In some cases, the intracellular localization of mRNAs involves cis-acting signals consisting of distinct secondary structures of their untranslated regions (UTRs) (reviewed in reference 47). These cis signals are thought to mediate localization by interaction with RNA-binding proteins, the best studied of which is the Staufen protein of D. melanogaster (dmStaufen) (48; reviewed in reference 50). dmStaufen protein is the product of a maternal mRNA of D. melanogaster that is involved in the accumulation of bicoid and oskar mRNAs at the anterior pole of the embryo and the posterior pole of the oocyte, respectively (48). It contains double-stranded RNA (dsRNA)-binding domains that associate with bicoid mRNA through a precise secondary structure in its 3′ UTR (18).
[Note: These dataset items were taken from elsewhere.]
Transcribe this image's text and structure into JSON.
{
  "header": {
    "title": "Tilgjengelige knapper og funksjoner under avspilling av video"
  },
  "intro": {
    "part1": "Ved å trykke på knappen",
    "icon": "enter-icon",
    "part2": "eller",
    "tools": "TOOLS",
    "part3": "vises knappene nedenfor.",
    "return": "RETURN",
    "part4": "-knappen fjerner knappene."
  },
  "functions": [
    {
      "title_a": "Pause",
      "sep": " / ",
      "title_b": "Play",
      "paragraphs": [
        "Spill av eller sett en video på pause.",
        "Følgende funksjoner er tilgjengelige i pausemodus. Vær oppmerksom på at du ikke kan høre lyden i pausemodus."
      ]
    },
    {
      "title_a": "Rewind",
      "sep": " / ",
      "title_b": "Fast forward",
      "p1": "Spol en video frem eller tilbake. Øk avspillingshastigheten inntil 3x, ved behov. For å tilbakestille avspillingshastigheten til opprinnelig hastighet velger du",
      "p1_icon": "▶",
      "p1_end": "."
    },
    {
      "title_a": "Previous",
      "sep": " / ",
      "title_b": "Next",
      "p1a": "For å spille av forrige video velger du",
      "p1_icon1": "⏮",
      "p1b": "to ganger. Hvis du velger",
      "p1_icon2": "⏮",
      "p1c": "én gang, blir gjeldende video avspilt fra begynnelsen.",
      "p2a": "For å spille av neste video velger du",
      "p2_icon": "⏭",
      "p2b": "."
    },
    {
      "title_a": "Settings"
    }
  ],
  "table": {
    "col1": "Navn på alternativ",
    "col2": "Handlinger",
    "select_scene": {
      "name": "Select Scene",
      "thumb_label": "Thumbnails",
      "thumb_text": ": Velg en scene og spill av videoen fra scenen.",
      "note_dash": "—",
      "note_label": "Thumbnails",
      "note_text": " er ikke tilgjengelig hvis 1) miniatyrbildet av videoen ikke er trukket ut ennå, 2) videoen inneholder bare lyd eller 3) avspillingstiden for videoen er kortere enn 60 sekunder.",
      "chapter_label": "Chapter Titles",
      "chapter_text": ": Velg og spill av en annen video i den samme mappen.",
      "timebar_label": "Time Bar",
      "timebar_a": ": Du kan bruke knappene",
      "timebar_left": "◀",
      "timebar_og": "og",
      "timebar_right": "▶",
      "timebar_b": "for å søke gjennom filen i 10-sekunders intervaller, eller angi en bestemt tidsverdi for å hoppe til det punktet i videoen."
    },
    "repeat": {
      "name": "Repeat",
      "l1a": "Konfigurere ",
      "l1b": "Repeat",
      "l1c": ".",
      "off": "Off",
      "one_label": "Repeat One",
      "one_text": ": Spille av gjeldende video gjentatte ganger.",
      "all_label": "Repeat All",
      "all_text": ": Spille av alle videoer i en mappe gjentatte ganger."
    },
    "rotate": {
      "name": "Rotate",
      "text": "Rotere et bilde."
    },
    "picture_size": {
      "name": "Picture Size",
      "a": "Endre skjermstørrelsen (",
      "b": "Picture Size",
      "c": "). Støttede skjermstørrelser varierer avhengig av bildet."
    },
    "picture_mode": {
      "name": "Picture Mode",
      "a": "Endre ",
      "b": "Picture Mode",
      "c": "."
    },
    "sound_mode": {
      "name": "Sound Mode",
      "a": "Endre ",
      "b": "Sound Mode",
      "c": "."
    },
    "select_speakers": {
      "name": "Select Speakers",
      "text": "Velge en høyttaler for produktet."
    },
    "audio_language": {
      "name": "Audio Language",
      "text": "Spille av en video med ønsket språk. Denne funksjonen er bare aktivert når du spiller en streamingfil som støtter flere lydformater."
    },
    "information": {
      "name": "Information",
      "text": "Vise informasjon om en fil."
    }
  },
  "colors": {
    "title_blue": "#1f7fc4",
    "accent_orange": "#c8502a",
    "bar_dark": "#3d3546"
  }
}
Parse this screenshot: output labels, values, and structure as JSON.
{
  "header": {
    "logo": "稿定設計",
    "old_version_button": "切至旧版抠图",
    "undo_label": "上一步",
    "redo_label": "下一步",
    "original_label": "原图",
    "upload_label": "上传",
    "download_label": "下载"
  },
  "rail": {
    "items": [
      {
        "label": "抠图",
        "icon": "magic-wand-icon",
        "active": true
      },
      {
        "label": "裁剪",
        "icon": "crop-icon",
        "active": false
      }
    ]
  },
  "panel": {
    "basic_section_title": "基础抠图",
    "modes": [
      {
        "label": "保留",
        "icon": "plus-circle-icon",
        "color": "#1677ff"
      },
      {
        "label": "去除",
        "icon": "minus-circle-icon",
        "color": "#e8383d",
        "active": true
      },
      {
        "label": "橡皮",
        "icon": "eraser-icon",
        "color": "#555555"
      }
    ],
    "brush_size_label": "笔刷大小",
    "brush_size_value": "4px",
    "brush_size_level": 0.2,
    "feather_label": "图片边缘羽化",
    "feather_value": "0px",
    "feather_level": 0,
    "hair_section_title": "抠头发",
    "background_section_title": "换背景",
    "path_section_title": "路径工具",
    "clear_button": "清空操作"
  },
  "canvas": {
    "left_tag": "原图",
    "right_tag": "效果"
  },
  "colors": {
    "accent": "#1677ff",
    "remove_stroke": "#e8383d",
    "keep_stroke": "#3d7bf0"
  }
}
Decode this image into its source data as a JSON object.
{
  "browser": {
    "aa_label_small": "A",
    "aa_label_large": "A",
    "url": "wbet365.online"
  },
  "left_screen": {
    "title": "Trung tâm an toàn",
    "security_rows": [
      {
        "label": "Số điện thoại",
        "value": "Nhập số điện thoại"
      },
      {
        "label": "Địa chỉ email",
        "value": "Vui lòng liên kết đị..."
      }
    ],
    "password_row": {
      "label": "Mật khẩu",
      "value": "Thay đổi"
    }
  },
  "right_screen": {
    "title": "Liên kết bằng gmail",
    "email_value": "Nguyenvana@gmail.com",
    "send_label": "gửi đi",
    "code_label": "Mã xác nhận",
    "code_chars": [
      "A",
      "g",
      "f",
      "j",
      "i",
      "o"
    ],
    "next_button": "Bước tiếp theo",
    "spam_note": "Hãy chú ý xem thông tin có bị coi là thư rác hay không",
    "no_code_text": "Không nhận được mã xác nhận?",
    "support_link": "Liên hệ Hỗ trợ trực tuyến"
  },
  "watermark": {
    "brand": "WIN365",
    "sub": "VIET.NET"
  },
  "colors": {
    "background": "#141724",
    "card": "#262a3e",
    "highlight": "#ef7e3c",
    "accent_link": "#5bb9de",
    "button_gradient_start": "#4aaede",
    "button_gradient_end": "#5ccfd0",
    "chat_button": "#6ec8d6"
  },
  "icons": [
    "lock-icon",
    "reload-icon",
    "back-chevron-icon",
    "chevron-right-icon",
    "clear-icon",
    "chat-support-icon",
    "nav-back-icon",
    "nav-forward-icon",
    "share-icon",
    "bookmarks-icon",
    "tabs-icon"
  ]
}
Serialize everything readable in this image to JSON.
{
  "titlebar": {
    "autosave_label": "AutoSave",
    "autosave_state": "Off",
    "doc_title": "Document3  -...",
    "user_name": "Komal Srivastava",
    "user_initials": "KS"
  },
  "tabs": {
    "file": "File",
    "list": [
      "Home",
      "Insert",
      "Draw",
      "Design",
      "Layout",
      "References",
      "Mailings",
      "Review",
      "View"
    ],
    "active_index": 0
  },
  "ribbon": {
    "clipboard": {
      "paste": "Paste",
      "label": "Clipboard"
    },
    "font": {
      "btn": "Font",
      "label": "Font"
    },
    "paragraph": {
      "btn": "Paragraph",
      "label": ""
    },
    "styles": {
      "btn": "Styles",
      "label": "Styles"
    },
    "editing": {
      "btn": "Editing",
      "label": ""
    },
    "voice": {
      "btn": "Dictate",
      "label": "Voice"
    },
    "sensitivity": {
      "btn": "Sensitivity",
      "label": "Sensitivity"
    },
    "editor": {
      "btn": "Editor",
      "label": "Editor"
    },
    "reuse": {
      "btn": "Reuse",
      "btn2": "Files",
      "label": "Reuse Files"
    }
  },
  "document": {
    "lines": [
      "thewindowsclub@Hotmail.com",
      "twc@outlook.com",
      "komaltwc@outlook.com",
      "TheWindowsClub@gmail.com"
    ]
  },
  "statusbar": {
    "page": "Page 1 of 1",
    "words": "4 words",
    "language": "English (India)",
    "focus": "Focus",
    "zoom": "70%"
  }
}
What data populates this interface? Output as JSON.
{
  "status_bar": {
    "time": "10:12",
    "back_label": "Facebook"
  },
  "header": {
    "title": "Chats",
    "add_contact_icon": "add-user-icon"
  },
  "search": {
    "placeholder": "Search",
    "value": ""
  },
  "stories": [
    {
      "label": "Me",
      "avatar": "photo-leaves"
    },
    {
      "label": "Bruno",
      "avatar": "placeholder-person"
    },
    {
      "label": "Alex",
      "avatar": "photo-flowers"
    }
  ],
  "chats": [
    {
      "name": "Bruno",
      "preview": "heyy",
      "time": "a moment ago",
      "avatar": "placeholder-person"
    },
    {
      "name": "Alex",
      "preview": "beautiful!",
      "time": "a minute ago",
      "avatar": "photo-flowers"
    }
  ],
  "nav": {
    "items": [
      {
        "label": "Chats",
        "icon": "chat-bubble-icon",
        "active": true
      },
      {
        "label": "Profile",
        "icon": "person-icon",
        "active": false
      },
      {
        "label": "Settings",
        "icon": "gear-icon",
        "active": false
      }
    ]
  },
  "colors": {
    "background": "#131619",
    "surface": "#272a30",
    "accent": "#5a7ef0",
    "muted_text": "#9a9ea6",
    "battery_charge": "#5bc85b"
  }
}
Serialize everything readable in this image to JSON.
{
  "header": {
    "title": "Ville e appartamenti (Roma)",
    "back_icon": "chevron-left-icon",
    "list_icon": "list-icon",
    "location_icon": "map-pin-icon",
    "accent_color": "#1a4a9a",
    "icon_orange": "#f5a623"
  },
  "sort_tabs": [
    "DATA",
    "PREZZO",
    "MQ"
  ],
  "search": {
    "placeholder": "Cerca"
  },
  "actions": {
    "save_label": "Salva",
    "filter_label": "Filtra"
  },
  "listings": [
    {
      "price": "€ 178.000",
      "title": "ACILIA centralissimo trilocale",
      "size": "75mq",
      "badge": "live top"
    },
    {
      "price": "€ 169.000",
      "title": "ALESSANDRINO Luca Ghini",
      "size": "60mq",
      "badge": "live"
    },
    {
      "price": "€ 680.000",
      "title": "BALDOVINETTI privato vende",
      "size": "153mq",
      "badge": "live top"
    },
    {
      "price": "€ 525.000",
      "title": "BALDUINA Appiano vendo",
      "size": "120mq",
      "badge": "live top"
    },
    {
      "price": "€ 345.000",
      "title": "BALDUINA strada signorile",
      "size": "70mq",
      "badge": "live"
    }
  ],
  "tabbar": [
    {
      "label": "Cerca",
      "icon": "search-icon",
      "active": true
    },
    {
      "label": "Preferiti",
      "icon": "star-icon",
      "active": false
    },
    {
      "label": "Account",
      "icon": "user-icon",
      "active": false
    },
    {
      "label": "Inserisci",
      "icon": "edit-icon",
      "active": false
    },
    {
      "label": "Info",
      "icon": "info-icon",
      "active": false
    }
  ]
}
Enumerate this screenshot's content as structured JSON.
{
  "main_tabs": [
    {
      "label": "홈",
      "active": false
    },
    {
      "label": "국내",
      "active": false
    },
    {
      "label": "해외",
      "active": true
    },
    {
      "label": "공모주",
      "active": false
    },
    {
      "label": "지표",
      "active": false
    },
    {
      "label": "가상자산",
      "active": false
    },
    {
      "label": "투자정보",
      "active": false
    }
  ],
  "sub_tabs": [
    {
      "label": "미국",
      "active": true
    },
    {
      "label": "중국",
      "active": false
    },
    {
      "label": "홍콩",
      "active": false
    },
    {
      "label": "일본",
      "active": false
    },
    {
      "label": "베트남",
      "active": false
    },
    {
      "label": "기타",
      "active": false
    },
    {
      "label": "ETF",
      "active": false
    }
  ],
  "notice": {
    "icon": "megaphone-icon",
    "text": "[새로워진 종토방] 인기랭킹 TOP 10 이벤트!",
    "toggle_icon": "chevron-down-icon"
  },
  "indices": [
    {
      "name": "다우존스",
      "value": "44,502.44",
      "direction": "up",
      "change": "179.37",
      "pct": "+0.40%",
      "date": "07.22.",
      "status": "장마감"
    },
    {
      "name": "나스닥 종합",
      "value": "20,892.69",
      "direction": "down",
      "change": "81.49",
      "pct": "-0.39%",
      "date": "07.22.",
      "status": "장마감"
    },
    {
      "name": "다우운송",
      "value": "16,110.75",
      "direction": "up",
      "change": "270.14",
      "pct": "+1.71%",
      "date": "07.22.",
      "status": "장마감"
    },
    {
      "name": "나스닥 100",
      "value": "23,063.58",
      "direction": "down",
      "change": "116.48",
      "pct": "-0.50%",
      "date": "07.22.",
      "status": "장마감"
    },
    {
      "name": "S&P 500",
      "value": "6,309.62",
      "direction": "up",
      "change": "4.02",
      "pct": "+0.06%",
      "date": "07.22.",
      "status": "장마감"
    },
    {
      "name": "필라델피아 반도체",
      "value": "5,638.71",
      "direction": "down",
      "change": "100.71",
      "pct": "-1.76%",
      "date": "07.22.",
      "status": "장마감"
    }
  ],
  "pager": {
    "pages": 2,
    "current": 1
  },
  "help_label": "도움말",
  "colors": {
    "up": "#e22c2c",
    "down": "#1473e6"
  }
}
Our group has been studying the influenza virus nonstructural protein NS1, an RNA-binding protein (26, 33, 42) that may be involved in several regulatory processes during viral infection (reviewed in reference 37). These include the modulation of pre-mRNA splicing (20, 21, 32), the retention of poly(A)-containing RNA in the nucleus (20, 42), and the stimulation of viral mRNA translation (10, 14). These properties of NS1 protein seem related to particular interactions with certain cellular or viral RNA molecules and may also involve interaction with specific cellular factors (26, 40, 42, 43). In the course of a genetic screen to detect candidate cellular proteins that may pertain to these biochemical effects, we identified a human gene with homology to the dmStaufen gene. The encoded protein (hStaufen-like) was localized by immunofluorescence to the rough endoplasmic reticulum in cultured cells, was associated with polysomes, and behaved like an RNA-binding protein.
MATERIALS AND METHODS
Biological materials.
The COS-1 cell line (25), kindly provided by Y. Gluzman, and the HeLa cell line, purchased from the American Type Culture Collection, were cultured as described previously (39). Saccharomyces cerevisiae HF7c (MATa his3 GAL1-HIS3 GAL4-lacZ trp1 leu2) was obtained from Clontech and used for two-hybrid screening. The vaccinia virus recombinant vTF7-3 (22) was kindly provided by B. Moss. Plasmids pGBT9 and pGAD424, used for interaction tests in the two-hybrid screen, as well as plasmids pVA3, pTD1, and pCL1, used as internal controls, were obtained from Clontech. pRSET expression vectors were obtained from Invitrogen. Plasmid pGEM1-Bcd (4) containing the bicoid cDNA cloned into pGEM vector was provided by A. Ephrussi. Plasmid pArII contained the rDNA from Artemia salina and was provided by J. Renard. The monoclonal antibody specific for the T7 tag present in the pRSET vectors was purchased from Novagen. The following monoclonal antibodies were used to detect cytological markers: 18A4 (28), specific for ribophorin I, kindly provided by F. Becker; antibodies specific for Bip (kindly provided by S. Fuller) and tubulin (Amersham); anti-lamp2 (Developmental Studies Hybridoma Bank, University of Iowa), specific for late endosomes, kindly provided by J. Krijnse-Locker; and anti-mannose II (mannII), specific for the Golgi apparatus, provided by T. Nilsson. An antibody specific for ribosomal P proteins was kindly donated by J. P. García-Ballesta.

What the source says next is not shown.